Mais on a pas vu de zoisos au Royaume des Pics. Ou alors ils se sauvaient avant qu’on les fotoe. Alors on a repassé le pont pour retourner au Royaume des Bernaches. On marche beaucoup nous. Au moins 5 km à chaque promenade. Enfin, c’est surtout le chevalier qui marche parce que moi je me déplace en poche 🙂
Quand on est arrivés, il y avait un couple de canards colverts endormis. Le mâle nous a entendu arriver. Il a levé un peu le tête mais comme il nous a reconnus il a remis la tête sous l’aile et s’est endormi de nouveau. Il a même pas dit bonjour 🙁
Et puis deux foulques se sont chamaillées. Elles se chamaillent tout le temps les foulques. Elles se courent après en battant des ailes. Elles sont terribles ces foulques.
Princesse, tu devrais convoquer toutes les foulques et les gronder très fort. En plus, des fois elles embêtent les autres espèces de zoisos. Ça va pas du tout ça, Princesse. Il faut sévir maintenant parce que nous, elles nous écoutent pas. Bon, on les a grondées quand même mais je crois bien qu’elles s’en fichent.
« Bonome, on va à la roselière ? »
« Tu veux aller dire au revoir à blongios ? »
« Oui, s’il te plaît. »
« D’accord, allons-y. »
On l’a pas vu tout de suite blongios. D’abord, on a vu des grébous qui pêchaient (Grèbe castagneux, Tachybaptus ruficollis, Podicipédidés). Le soleil s’était caché derrière les nuages alors on a pas des belles fotos. Mais il y en a une sur laquelle on voit grébou avaler son poisson. Gloub le poisson 🙂
Et puis le soleil est ressorti et blongios est venu. D’abord un peu loin. Et puis plus près, pour qu’on le voit bien et qu’on puisse lui parler.
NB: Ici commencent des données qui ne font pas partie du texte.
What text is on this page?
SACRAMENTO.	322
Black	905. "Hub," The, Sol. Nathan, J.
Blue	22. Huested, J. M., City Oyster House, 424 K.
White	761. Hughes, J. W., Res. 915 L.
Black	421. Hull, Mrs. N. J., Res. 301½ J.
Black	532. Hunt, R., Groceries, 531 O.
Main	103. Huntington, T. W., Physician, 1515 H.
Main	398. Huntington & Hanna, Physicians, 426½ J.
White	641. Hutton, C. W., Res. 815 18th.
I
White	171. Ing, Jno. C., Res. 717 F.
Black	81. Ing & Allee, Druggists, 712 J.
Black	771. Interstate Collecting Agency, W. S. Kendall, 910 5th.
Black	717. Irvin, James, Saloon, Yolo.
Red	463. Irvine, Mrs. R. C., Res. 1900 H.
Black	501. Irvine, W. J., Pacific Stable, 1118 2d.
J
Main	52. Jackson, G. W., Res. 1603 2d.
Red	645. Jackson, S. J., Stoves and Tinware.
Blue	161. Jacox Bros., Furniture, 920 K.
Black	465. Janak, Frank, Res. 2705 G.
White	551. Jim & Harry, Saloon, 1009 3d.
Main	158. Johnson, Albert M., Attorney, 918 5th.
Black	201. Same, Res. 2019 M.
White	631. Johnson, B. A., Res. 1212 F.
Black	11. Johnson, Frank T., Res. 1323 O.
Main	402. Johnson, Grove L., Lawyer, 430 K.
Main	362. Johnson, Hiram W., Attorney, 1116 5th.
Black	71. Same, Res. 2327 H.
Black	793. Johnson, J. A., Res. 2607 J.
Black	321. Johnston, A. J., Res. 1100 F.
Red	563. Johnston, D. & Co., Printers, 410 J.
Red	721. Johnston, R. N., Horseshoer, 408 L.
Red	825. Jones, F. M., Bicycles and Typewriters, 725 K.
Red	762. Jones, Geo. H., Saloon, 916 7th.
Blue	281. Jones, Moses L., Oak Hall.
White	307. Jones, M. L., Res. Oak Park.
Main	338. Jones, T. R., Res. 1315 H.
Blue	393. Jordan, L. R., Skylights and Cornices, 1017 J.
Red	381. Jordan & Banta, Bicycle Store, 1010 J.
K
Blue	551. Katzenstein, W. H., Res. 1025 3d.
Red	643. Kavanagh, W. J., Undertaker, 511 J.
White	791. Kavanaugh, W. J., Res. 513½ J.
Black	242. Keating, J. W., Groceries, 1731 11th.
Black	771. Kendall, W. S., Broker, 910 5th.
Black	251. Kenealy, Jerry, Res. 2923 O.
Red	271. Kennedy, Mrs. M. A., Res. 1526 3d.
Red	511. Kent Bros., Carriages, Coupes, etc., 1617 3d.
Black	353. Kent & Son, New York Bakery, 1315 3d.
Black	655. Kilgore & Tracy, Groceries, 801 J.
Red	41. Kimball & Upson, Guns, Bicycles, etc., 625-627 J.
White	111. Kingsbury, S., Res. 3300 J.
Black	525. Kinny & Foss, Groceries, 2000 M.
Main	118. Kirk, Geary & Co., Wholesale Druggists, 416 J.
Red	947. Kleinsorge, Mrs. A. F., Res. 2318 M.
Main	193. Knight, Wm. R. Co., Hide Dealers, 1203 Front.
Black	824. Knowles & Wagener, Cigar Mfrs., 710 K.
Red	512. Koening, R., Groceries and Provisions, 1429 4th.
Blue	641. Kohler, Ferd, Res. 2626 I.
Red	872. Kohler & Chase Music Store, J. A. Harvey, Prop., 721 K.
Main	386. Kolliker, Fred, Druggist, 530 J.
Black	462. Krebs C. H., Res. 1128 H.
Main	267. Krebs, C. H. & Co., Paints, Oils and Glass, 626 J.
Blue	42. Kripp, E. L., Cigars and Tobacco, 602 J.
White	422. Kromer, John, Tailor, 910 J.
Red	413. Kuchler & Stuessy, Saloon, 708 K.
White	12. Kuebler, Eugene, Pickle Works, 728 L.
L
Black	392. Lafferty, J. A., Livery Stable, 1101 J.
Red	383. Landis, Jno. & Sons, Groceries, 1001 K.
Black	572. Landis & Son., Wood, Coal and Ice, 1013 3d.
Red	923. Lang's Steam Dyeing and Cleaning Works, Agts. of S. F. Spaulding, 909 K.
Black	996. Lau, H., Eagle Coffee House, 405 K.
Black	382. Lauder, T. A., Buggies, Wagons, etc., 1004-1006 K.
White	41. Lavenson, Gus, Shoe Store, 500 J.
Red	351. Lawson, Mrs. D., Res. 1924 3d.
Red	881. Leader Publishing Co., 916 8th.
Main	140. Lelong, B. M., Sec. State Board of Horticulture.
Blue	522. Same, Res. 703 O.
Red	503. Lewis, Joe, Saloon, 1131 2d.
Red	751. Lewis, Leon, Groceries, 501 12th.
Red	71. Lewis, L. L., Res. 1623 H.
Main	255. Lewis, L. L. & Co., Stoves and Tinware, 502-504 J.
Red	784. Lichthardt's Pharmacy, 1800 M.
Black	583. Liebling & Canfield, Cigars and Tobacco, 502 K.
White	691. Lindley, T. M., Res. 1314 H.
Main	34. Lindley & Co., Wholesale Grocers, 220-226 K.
« Bonome, regarde, blongios est là ! Tu veux bien lui traduire en zoiso ce que je vais dire s’il te plaît. »
« Ce n’est pas la peine petitours. Parle-lui directement. »
« Tu veux pas traduire. Mais il va pas comprendre 🙁 »
« Parle-lui avec ton cœur et il te comprendra. »
« Parler avec le cœur ? Tu vas pas bien dans ta tête bonome. »
« Essaye Maxou. »
« Bonjour blongios. Merci d’être venu nous voir. On sait que tu vas partir tout là-bas pour hiverner. C’est normal que tu partes. Tu es un migrateur, toi. Dis, tu prendras soin de toi là-bas ? Et puis il faut que tu reviennes nous voir au printemps. Tu vas nous manquer blongios. Bonome et moi, on t’aime beaucoup. Au revoir blongios. Reviens-vite. »
« Tu vois petitours, il t’a écouté. Je suis sûr qu’il t’a compris. »
« Tu crois ? On va plus le voir maintenant. Tu crois qu’il va revenir ? »
« Je l’espère Maxou. Tu es triste ? »
« Un peu. Mais c’est normal qu’il parte. Et puis on s’est dits au revoir. Allez bonome, on rentre maintenant. »
On a marché en silence. Bonome me tenait fort contre lui parce qu’il sentait bien que j’étais triste. On regardait rien du tout. Moi, j’aurais rien vu parce que j’avais les yeux mouillés de larmes. Il me manque déjà blongios. Ça va être long jusqu’au printemps. On est allés jusqu’au Marais. Et puis, comme on avait pas envie de rentrer on a regardé les mouettes faire sa toilette (Chroicocephalus ridibundus, Laridés). On est resté longtemps. Il y a beaucoup des mouettes au Marais. C’est rigolo les mouettes quand ça fait sa toilette parce qu’on dirait qu’elles sont folles dans leur tête. Elles décollent de 30 à 50 cm et puis elles piquent dans l’eau avec les ailes pliées vers l’arrière et elles ploufent brutalement. Et après elles s’agitent dans tous les sens pour se nettoyer de partout. C’est très propre les mouettes.
Mais il fallait rentrer. On a tout chevauché et puis on a fait notre toilette en arrivant. Mais on a pas ploufé dans l’eau. On est pas fous dans nos têtes, nous. Et bonome m’a câliné toute la soirée en me grattant le front et en me montrant des fotos de zoisos. Puis quand mes yeux ont commencé à piquer de sommeil, il est allé me coucher et m’a fait mon bisou de bonnuit. Je me suis endormi tout de suite, en souriant, parce que j’ai de la chance d’être le petitours de ce grand chevalier.
J’ai rêvé de blongios. Cette fois, c’était pas du tout un cauchemar. Il volait vers tout là-bas en souriant. Et, arrivé au sud du Sahara, il racontait à ses copains blongios la légende du chevalier au grand cœur et de son petitours bleu qui aime beaucoup les zoisos.
Voilà, c’est tout pour aujourd’hui Princesse. Je t’embrasse et ne t’inquiète pas, je vais bien.